For centuries, and especially since the mid-19th century, entrepôts have been important sites of communication—both information and goods—between China and the outside world. Now, many of the same cities are sites of the grand digital switches that connect China to the global internet.
I’ve noted before the interesting work of TeleGeography, a firm that produces maps and other information on telecommunications infrastructure. This year, their world undersea cables map has been released as a huge JPEG image, and it shows us something about China’s communications with the outside world.
Clipped from TeleGeography. Click for their map.

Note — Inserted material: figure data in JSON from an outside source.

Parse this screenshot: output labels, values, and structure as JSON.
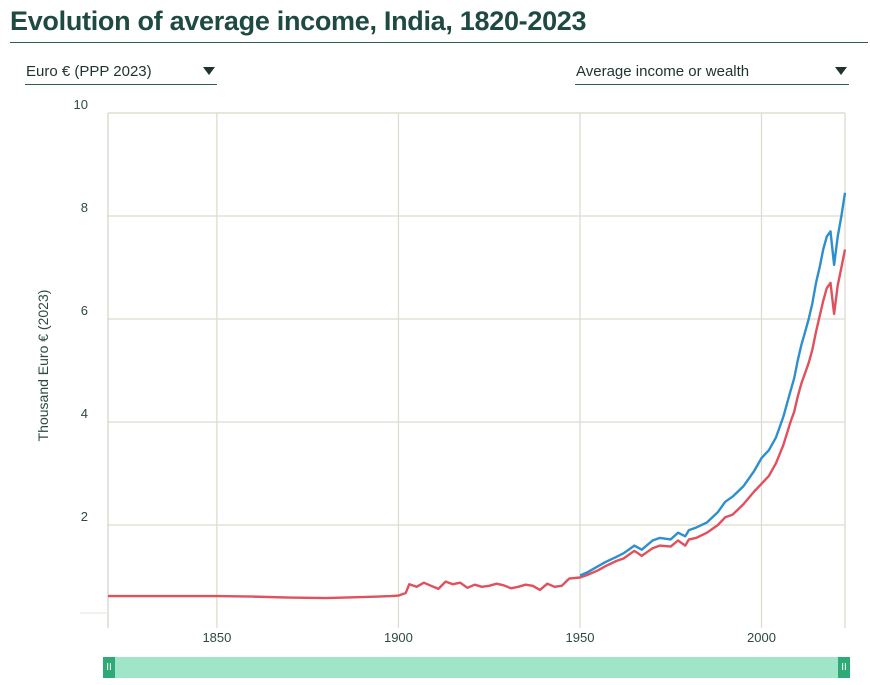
{
  "title": "Evolution of average income, India, 1820-2023",
  "currency_dropdown": {
    "selected": "Euro € (PPP 2023)"
  },
  "indicator_dropdown": {
    "selected": "Average income or wealth"
  },
  "range_slider": {
    "handle_glyph": "II",
    "start_fraction": 0.0,
    "end_fraction": 1.0
  },
  "colors": {
    "series_blue": "#2e8fcf",
    "series_red": "#e0505d",
    "grid": "#dcdcd0",
    "axis_text": "#2d4a44"
  },
  "chart_data": {
    "type": "line",
    "title": "",
    "xlabel": "",
    "ylabel": "Thousand Euro € (2023)",
    "xlim": [
      1820,
      2023
    ],
    "ylim": [
      0,
      10
    ],
    "x_ticks": [
      1850,
      1900,
      1950,
      2000
    ],
    "y_ticks": [
      2,
      4,
      6,
      8,
      10
    ],
    "grid": true,
    "series": [
      {
        "color": "#e0505d",
        "points": [
          [
            1820,
            0.62
          ],
          [
            1830,
            0.62
          ],
          [
            1840,
            0.62
          ],
          [
            1850,
            0.62
          ],
          [
            1860,
            0.61
          ],
          [
            1870,
            0.59
          ],
          [
            1880,
            0.58
          ],
          [
            1890,
            0.6
          ],
          [
            1898,
            0.62
          ],
          [
            1900,
            0.63
          ],
          [
            1902,
            0.68
          ],
          [
            1903,
            0.85
          ],
          [
            1905,
            0.8
          ],
          [
            1907,
            0.88
          ],
          [
            1909,
            0.82
          ],
          [
            1911,
            0.76
          ],
          [
            1913,
            0.9
          ],
          [
            1915,
            0.85
          ],
          [
            1917,
            0.88
          ],
          [
            1919,
            0.78
          ],
          [
            1921,
            0.84
          ],
          [
            1923,
            0.8
          ],
          [
            1925,
            0.82
          ],
          [
            1927,
            0.86
          ],
          [
            1929,
            0.83
          ],
          [
            1931,
            0.77
          ],
          [
            1933,
            0.8
          ],
          [
            1935,
            0.84
          ],
          [
            1937,
            0.82
          ],
          [
            1939,
            0.74
          ],
          [
            1941,
            0.86
          ],
          [
            1943,
            0.8
          ],
          [
            1945,
            0.82
          ],
          [
            1947,
            0.96
          ],
          [
            1950,
            0.98
          ],
          [
            1952,
            1.03
          ],
          [
            1955,
            1.12
          ],
          [
            1957,
            1.2
          ],
          [
            1960,
            1.3
          ],
          [
            1962,
            1.35
          ],
          [
            1965,
            1.5
          ],
          [
            1967,
            1.4
          ],
          [
            1970,
            1.55
          ],
          [
            1972,
            1.6
          ],
          [
            1975,
            1.58
          ],
          [
            1977,
            1.7
          ],
          [
            1979,
            1.6
          ],
          [
            1980,
            1.72
          ],
          [
            1982,
            1.75
          ],
          [
            1985,
            1.85
          ],
          [
            1988,
            2.0
          ],
          [
            1990,
            2.15
          ],
          [
            1992,
            2.2
          ],
          [
            1995,
            2.4
          ],
          [
            1998,
            2.65
          ],
          [
            2000,
            2.8
          ],
          [
            2002,
            2.95
          ],
          [
            2004,
            3.2
          ],
          [
            2006,
            3.55
          ],
          [
            2008,
            4.0
          ],
          [
            2009,
            4.2
          ],
          [
            2010,
            4.5
          ],
          [
            2011,
            4.75
          ],
          [
            2012,
            4.95
          ],
          [
            2013,
            5.15
          ],
          [
            2014,
            5.4
          ],
          [
            2015,
            5.75
          ],
          [
            2016,
            6.05
          ],
          [
            2017,
            6.35
          ],
          [
            2018,
            6.6
          ],
          [
            2019,
            6.7
          ],
          [
            2020,
            6.1
          ],
          [
            2021,
            6.65
          ],
          [
            2022,
            7.0
          ],
          [
            2023,
            7.35
          ]
        ]
      },
      {
        "color": "#2e8fcf",
        "points": [
          [
            1950,
            1.02
          ],
          [
            1952,
            1.08
          ],
          [
            1955,
            1.2
          ],
          [
            1957,
            1.28
          ],
          [
            1960,
            1.38
          ],
          [
            1962,
            1.45
          ],
          [
            1965,
            1.6
          ],
          [
            1967,
            1.52
          ],
          [
            1970,
            1.7
          ],
          [
            1972,
            1.75
          ],
          [
            1975,
            1.72
          ],
          [
            1977,
            1.85
          ],
          [
            1979,
            1.78
          ],
          [
            1980,
            1.9
          ],
          [
            1982,
            1.95
          ],
          [
            1985,
            2.05
          ],
          [
            1988,
            2.25
          ],
          [
            1990,
            2.45
          ],
          [
            1992,
            2.55
          ],
          [
            1995,
            2.75
          ],
          [
            1998,
            3.05
          ],
          [
            2000,
            3.3
          ],
          [
            2002,
            3.45
          ],
          [
            2004,
            3.7
          ],
          [
            2006,
            4.1
          ],
          [
            2008,
            4.6
          ],
          [
            2009,
            4.85
          ],
          [
            2010,
            5.2
          ],
          [
            2011,
            5.5
          ],
          [
            2012,
            5.75
          ],
          [
            2013,
            6.0
          ],
          [
            2014,
            6.3
          ],
          [
            2015,
            6.7
          ],
          [
            2016,
            7.0
          ],
          [
            2017,
            7.35
          ],
          [
            2018,
            7.6
          ],
          [
            2019,
            7.7
          ],
          [
            2020,
            7.05
          ],
          [
            2021,
            7.6
          ],
          [
            2022,
            8.0
          ],
          [
            2023,
            8.45
          ]
        ]
      }
    ]
  }
}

Shanghai, Hong Kong, Qingdao and Shantou. And soon, Fuzhou. These are the connection points for the People’s Republic of China, and they were all treaty ports, where foreign areas of control existed and international trade grew.
The analogy to the treaty ports has been suggested by several writers. One, Han-Teng Liao, noted Aihwa Ong’s notion of variegated sovereignty and proposes the idea of “special speech zones.” These “SSZs” are cites of informational interchange. The difference is that the SSZs are not geographically bounded; rather, they reside in online spaces where relatively free speech is possible.
As Ella Chou recently noted (in her very interesting contribution on cybersecurity), China only has a few ports between China and the outside internet—nine at last report in 2008, she writes. These choke points, one speculates, could allow for a government-directed shut-down of most international online communication.
This leverage points out a key difference with the entrepôts and treaty ports of the 19th century: Back then, the foreign influence was inscribed in physical space, with exclusive areas of control and entrenched foreign populations. Sure, expatriates are numerous in many Chinese cities today, but they do not live in autonomous zones. The potential for increased control in a crisis seems clear here.
That’s all from me. But look at that map.